Karla Trippe
Will He Think Before He Cheats?

It’s been quite a week for those who pay attention to the Bravosphere. There’s nothing like having a storyline blow up in the middle of the season. It has caused me to have some interesting conversations with the women I interact.
While I may live in a 55+ community outside Tucson, I try to surround myself with women of all ages. It makes life more enjoyable. So, as we discovered that Tom Sandoval had cheated on his girlfriend of nine years, Ariana Maddox, with a younger woman from the same reality TV show, I had to ask, “What defines cheating today, and how do empowered women respond to it?”
Let’s start with some statistics.
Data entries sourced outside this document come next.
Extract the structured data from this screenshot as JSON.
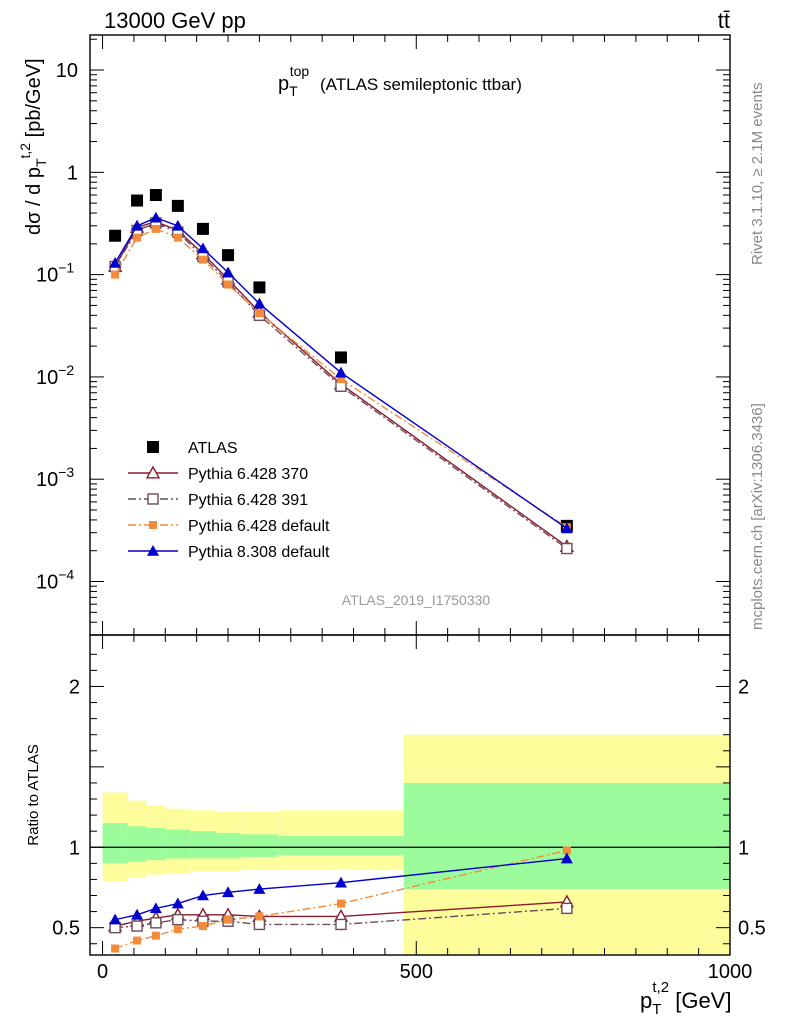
{
  "header": {
    "energy_label": "13000 GeV pp",
    "process_label": "tt̄"
  },
  "side_labels": {
    "rivet": "Rivet 3.1.10, ≥ 2.1M events",
    "mcplots": "mcplots.cern.ch [arXiv:1306.3436]"
  },
  "chart_data": {
    "type": "line",
    "title": "p_T^top (ATLAS semileptonic ttbar)",
    "title_main": "p",
    "title_sub": "T",
    "title_sup": "top",
    "title_rest": "(ATLAS semileptonic ttbar)",
    "analysis_id": "ATLAS_2019_I1750330",
    "xlabel": "p_T^{t,2} [GeV]",
    "ylabel": "dσ / d p_T^{t,2} [pb/GeV]",
    "ratio_ylabel": "Ratio to ATLAS",
    "xlim": [
      -20,
      1000
    ],
    "ylim_main": [
      3e-05,
      22
    ],
    "ylim_ratio": [
      0.33,
      2.32
    ],
    "x_ticks": [
      0,
      500,
      1000
    ],
    "main_y_ticks": [
      {
        "value": 0.0001,
        "base": "10",
        "exp": "−4"
      },
      {
        "value": 0.001,
        "base": "10",
        "exp": "−3"
      },
      {
        "value": 0.01,
        "base": "10",
        "exp": "−2"
      },
      {
        "value": 0.1,
        "base": "10",
        "exp": "−1"
      },
      {
        "value": 1,
        "base": "1",
        "exp": ""
      },
      {
        "value": 10,
        "base": "10",
        "exp": ""
      }
    ],
    "ratio_y_ticks": [
      0.5,
      1,
      2
    ],
    "x": [
      20,
      55,
      85,
      120,
      160,
      200,
      250,
      380,
      740
    ],
    "bin_edges": [
      0,
      40,
      70,
      100,
      140,
      180,
      220,
      280,
      480,
      1000
    ],
    "band_inner": [
      [
        0.9,
        1.15
      ],
      [
        0.91,
        1.13
      ],
      [
        0.92,
        1.12
      ],
      [
        0.93,
        1.11
      ],
      [
        0.93,
        1.1
      ],
      [
        0.93,
        1.09
      ],
      [
        0.94,
        1.08
      ],
      [
        0.95,
        1.07
      ],
      [
        0.74,
        1.4
      ]
    ],
    "band_outer": [
      [
        0.79,
        1.34
      ],
      [
        0.81,
        1.29
      ],
      [
        0.83,
        1.26
      ],
      [
        0.84,
        1.24
      ],
      [
        0.85,
        1.23
      ],
      [
        0.85,
        1.22
      ],
      [
        0.86,
        1.22
      ],
      [
        0.86,
        1.23
      ],
      [
        0.33,
        1.7
      ]
    ],
    "series": [
      {
        "name": "ATLAS",
        "marker": "square",
        "color": "#000000",
        "dash": "none",
        "values": [
          0.24,
          0.53,
          0.6,
          0.47,
          0.28,
          0.155,
          0.075,
          0.0155,
          0.00035
        ]
      },
      {
        "name": "Pythia 6.428 370",
        "marker": "triangle-open",
        "color": "#8b1a2b",
        "dash": "solid",
        "values": [
          0.12,
          0.29,
          0.33,
          0.27,
          0.16,
          0.09,
          0.043,
          0.0085,
          0.00022
        ],
        "ratio": [
          0.51,
          0.54,
          0.56,
          0.58,
          0.58,
          0.58,
          0.57,
          0.57,
          0.66
        ]
      },
      {
        "name": "Pythia 6.428 391",
        "marker": "square-open",
        "color": "#6b4a5a",
        "dash": "dashdot",
        "values": [
          0.12,
          0.27,
          0.32,
          0.26,
          0.15,
          0.085,
          0.04,
          0.0081,
          0.00021
        ],
        "ratio": [
          0.5,
          0.51,
          0.53,
          0.55,
          0.54,
          0.54,
          0.52,
          0.52,
          0.62
        ]
      },
      {
        "name": "Pythia 6.428 default",
        "marker": "square-small",
        "color": "#f28c3a",
        "dash": "dashdot",
        "values": [
          0.1,
          0.23,
          0.28,
          0.23,
          0.14,
          0.08,
          0.042,
          0.0095,
          0.00034
        ],
        "ratio": [
          0.37,
          0.42,
          0.45,
          0.49,
          0.51,
          0.55,
          0.57,
          0.65,
          0.98
        ]
      },
      {
        "name": "Pythia 8.308 default",
        "marker": "triangle",
        "color": "#0000cc",
        "dash": "solid",
        "values": [
          0.13,
          0.3,
          0.36,
          0.3,
          0.18,
          0.105,
          0.052,
          0.011,
          0.00033
        ],
        "ratio": [
          0.55,
          0.58,
          0.62,
          0.65,
          0.7,
          0.72,
          0.74,
          0.78,
          0.93
        ]
      }
    ],
    "band_colors": {
      "inner": "#9cfc9c",
      "outer": "#fdfd9c"
    }
  }
}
According to an article by Paul Brian in HackSpirit,
“30 to 60 percent of married couples will cheat at least once in the marriage. 74 percent of men and 68 percent of women admit they’d cheat if guaranteed they wouldn’t get caught. 60 percent of affairs start with close friends or coworkers. An average affair lasts 2 years.”
Those are some big numbers. And it shows how common cheating is. Another interesting statistic from Brian’s article is what women consider cheating. 97% of American women believe vaginal intercourse is cheating, while 84% of European women feel the same. I dropped down to where the numbers started going below 50 percent. Interestingly the dividing line was spooning, where 71% of American women considered cheating while only 44% of European women put that activity in the cheating category.
I looked back at my dating history to ask myself, “Have I ever cheated?” I’m proud to say that we have been true to each other for 33 married years. Have I been propositioned? Several times and by men who know my husband. It’s rather uncomfortable, slightly below being sexually harassed by my employer.
But have I ever cheated on a boyfriend? Yes, I have, and I can say the reason was that the relationship wasn’t fulfilling my needs, and I was looking at the man I was cheating with as a better partner. But the question I kept asking women I spoke with during the past week was how this impacts female empowerment. And the unstatistical differences I found were age-related. Older boomer women felt that while a night in your PJs with girlfriends, alcohol, and ice cream to cry over your cheating man is warranted, you should be ready to kick the guy to the curb and move on. Millennial women tended to react with more outrage and expected universal support from all women and public punishment of the male cheater. I felt this response coincided with the difference between European and American women’s beliefs on cheating.
Another point I want to make on this subject concerns personal and professional differences. While I agree that Tom Sandavol treated his girlfriend terribly, this has nothing to do with his business acumen. I have found the higher a man reaches in his professional career, the more likely he is to cheat (look at Donald Trump). But I have yet to see a man punished for it in any significant way. So, shouldn’t the same hold for a woman? Shouldn’t women be allowed a pass in the company if she’s making the numbers?
Anyone who knows me knows I’m all about equality. But I have learned through experience that if you ask for equality, you must be ready for the results. The world is not innately fair. But that doesn’t mean it’s ok to treat anyone without the respect due to all of God’s creatures.